Yurok tribe works to protect a raptor it reveres: California condor

SAN FRANCISCO — The Yurok name for the bird that soared closest to the creator and could deliver the people's prayers is "prey-go-neesh."

The English name for the Pleistocene-era throwback with the 91/2-foot wingspan is California condor, and by 1982 there were just 22 left.

Now, California's largest tribe has come closer to reuniting with the raptor whose feathers grace its sacred regalia, while working to revive the species.

An agreement signed by the tribe last month with the U.S. Fish and Wildlife Service, the National Park Service, the California Department of Parks and Recreation and the Ventana Wildlife Society begins a process that could make Yurok ancestral land California's northernmost condor release site.
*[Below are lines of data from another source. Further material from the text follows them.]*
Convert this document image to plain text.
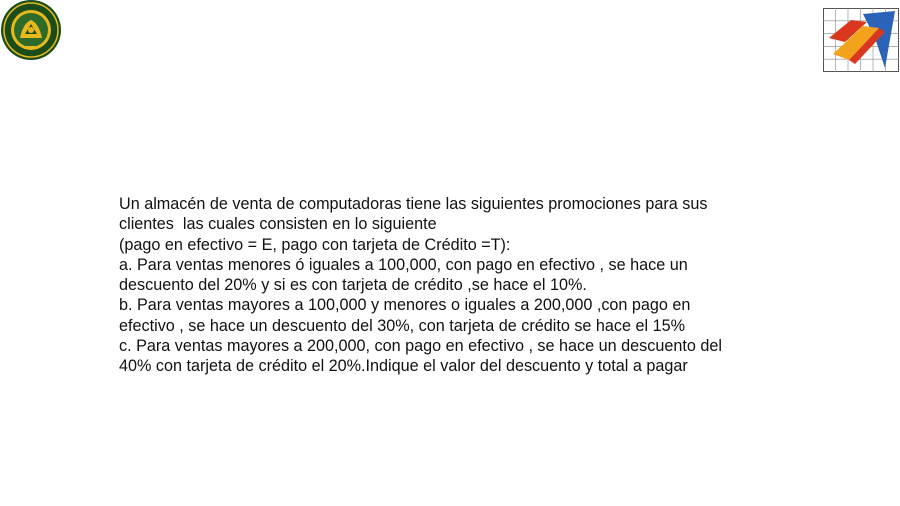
Un almacén de venta de computadoras tiene las siguientes promociones para sus
clientes  las cuales consisten en lo siguiente
(pago en efectivo = E, pago con tarjeta de Crédito =T):
a. Para ventas menores ó iguales a 100,000, con pago en efectivo , se hace un
descuento del 20% y si es con tarjeta de crédito ,se hace el 10%.
b. Para ventas mayores a 100,000 y menores o iguales a 200,000 ,con pago en
efectivo , se hace un descuento del 30%, con tarjeta de crédito se hace el 15%
c. Para ventas mayores a 200,000, con pago en efectivo , se hace un descuento del
40% con tarjeta de crédito el 20%.Indique el valor del descuento y total a pagar
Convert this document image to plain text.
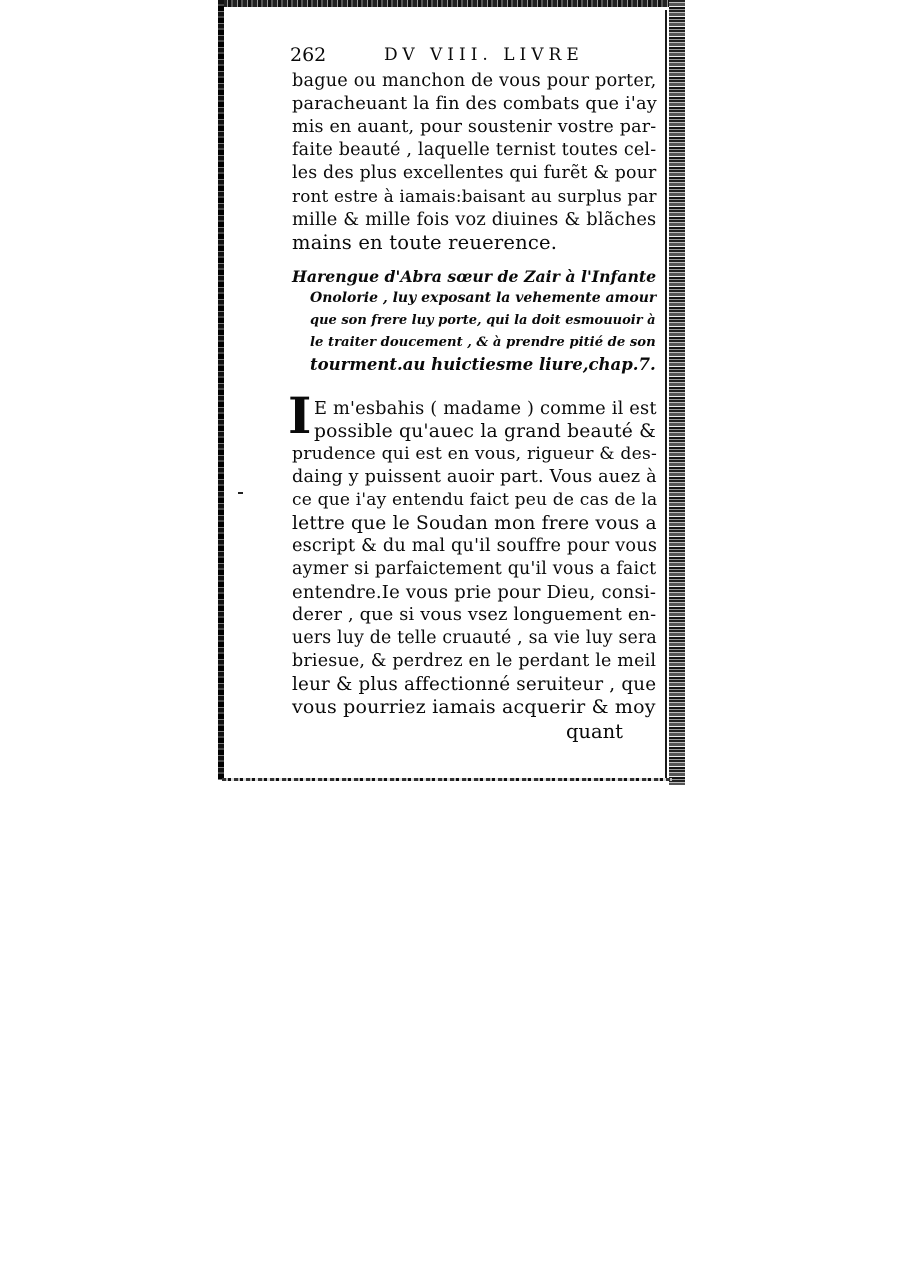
262	DV VIII. LIVRE
bague ou manchon de vous pour porter,
paracheuant la fin des combats que i'ay
mis en auant, pour soustenir vostre par-
faite beauté , laquelle ternist toutes cel-
les des plus excellentes qui furẽt & pour
ront estre à iamais:baisant au surplus par
mille & mille fois voz diuines & blãches
mains en toute reuerence.
Harengue d'Abra sœur de Zair à l'Infante
Onolorie , luy exposant la vehemente amour
que son frere luy porte, qui la doit esmouuoir à
le traiter doucement , & à prendre pitié de son
tourment.au huictiesme liure,chap.7.
I E m'esbahis ( madame ) comme il est
possible qu'auec la grand beauté &
prudence qui est en vous, rigueur & des-
daing y puissent auoir part. Vous auez à
ce que i'ay entendu faict peu de cas de la
lettre que le Soudan mon frere vous a
escript & du mal qu'il souffre pour vous
aymer si parfaictement qu'il vous a faict
entendre.Ie vous prie pour Dieu, consi-
derer , que si vous vsez longuement en-
uers luy de telle cruauté , sa vie luy sera
briesue, & perdrez en le perdant le meil
leur & plus affectionné seruiteur , que
vous pourriez iamais acquerir & moy
quant
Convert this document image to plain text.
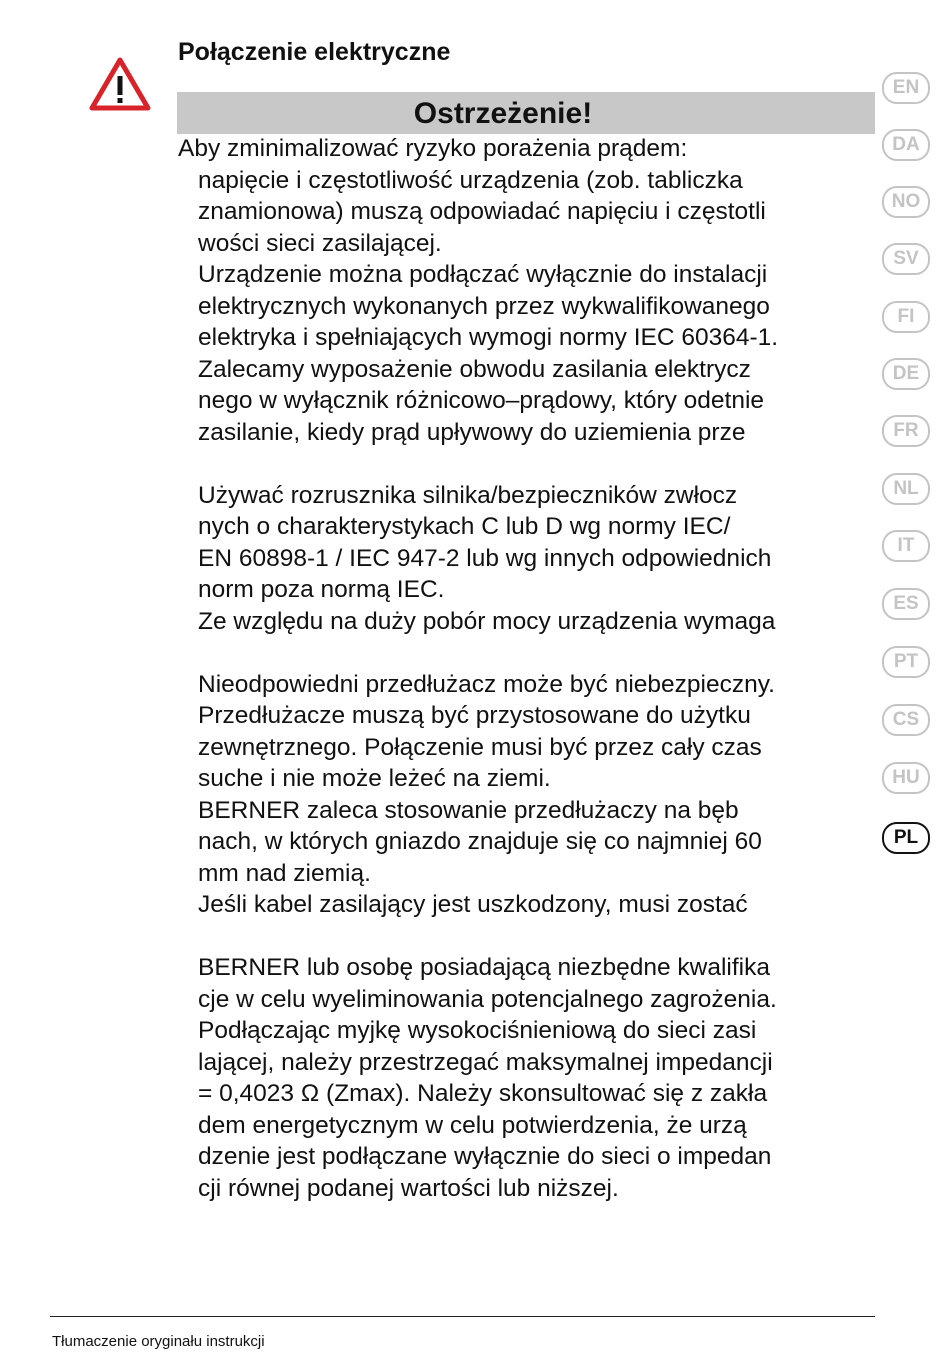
Połączenie elektryczne
Ostrzeżenie!
Aby zminimalizować ryzyko porażenia prądem:
napięcie i częstotliwość urządzenia (zob. tabliczka
znamionowa) muszą odpowiadać napięciu i częstotli
wości sieci zasilającej.
Urządzenie można podłączać wyłącznie do instalacji
elektrycznych wykonanych przez wykwalifikowanego
elektryka i spełniających wymogi normy IEC 60364-1.
Zalecamy wyposażenie obwodu zasilania elektrycz
nego w wyłącznik różnicowo–prądowy, który odetnie
zasilanie, kiedy prąd upływowy do uziemienia prze
Używać rozrusznika silnika/bezpieczników zwłocz
nych o charakterystykach C lub D wg normy IEC/
EN 60898-1 / IEC 947-2 lub wg innych odpowiednich
norm poza normą IEC.
Ze względu na duży pobór mocy urządzenia wymaga
Nieodpowiedni przedłużacz może być niebezpieczny.
Przedłużacze muszą być przystosowane do użytku
zewnętrznego. Połączenie musi być przez cały czas
suche i nie może leżeć na ziemi.
BERNER zaleca stosowanie przedłużaczy na bęb
nach, w których gniazdo znajduje się co najmniej 60
mm nad ziemią.
Jeśli kabel zasilający jest uszkodzony, musi zostać
BERNER lub osobę posiadającą niezbędne kwalifika
cje w celu wyeliminowania potencjalnego zagrożenia.
Podłączając myjkę wysokociśnieniową do sieci zasi
lającej, należy przestrzegać maksymalnej impedancji
= 0,4023 Ω (Zmax). Należy skonsultować się z zakła
dem energetycznym w celu potwierdzenia, że urzą
dzenie jest podłączane wyłącznie do sieci o impedan
cji równej podanej wartości lub niższej.
EN
DA
NO
SV
FI
DE
FR
NL
IT
ES
PT
CS
HU
PL
Tłumaczenie oryginału instrukcji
The deal resulted from the tribe's extensive evaluation of habitat and likely food supply — carcasses of marine mammals, downed livestock and bullet-scarred game left behind by hunters.

"This is the culmination of five years of work ... but our journey is continuing," said wildlife biologist Chris West, who directs the condor program for the Yurok tribe.

West said California and Oregon wildlife agencies as well as private landowners will most likely join the effort as it moves forward.

Though the memorandum of understanding does not guarantee future release of the birds, it marks the first potential expansion of the California Condor Recovery Program in more than a decade.

"We want to help," said Kelly Sorenson, executive director of the Ventana Wildlife Society, which began releasing captive-bred condors on the Big Sur coast 17 years ago. "We have a lot of faith in the Yurok tribe."

When Europeans arrived in North America, the raptors' range stretched from British Columbia south to Baja California and into Arizona and Nevada. By 1900, it had shrunk to Southern California. Habitat loss, a decimated food supply, poisoning and power lines were among the causes.

Remaining condors were captured and placed in captive breeding programs in 1987. Releases began five years later, first in Ventura and Kern counties, then the Big Sur coast and what is now Pinnacles National Park. They are also being released in Arizona and Baja.

The results: Today there are 407 condors alive, including 128 in the wild in California, said Sorenson.

Yurok land in Del Norte and Humboldt counties offers an "excellent" area for release because of lower contaminant levels in the region's marine mammals, among other reasons, he said.

West's team has also been working to educate hunters about the dangers of lead ammunition — the single largest cause of condor death in the wild — and persuade them to switch to non-lead options. (A California law that bans lead bullets takes effect in five years.)

Biologist Tiana Williams, a tribal member and Harvard graduate who works with West, has been striving for condor reintroduction since 2003.

Regalia for the Jump Dance and White Deerskin Dance — world renewal ceremonies — rely on condor feathers taken as "gifts" from unharmed birds.

Though the tribe has made strides in acquiring federal permits for feathers, she said, "we need to have condors back up here living, as the creator has intended, interacting with us and us with them."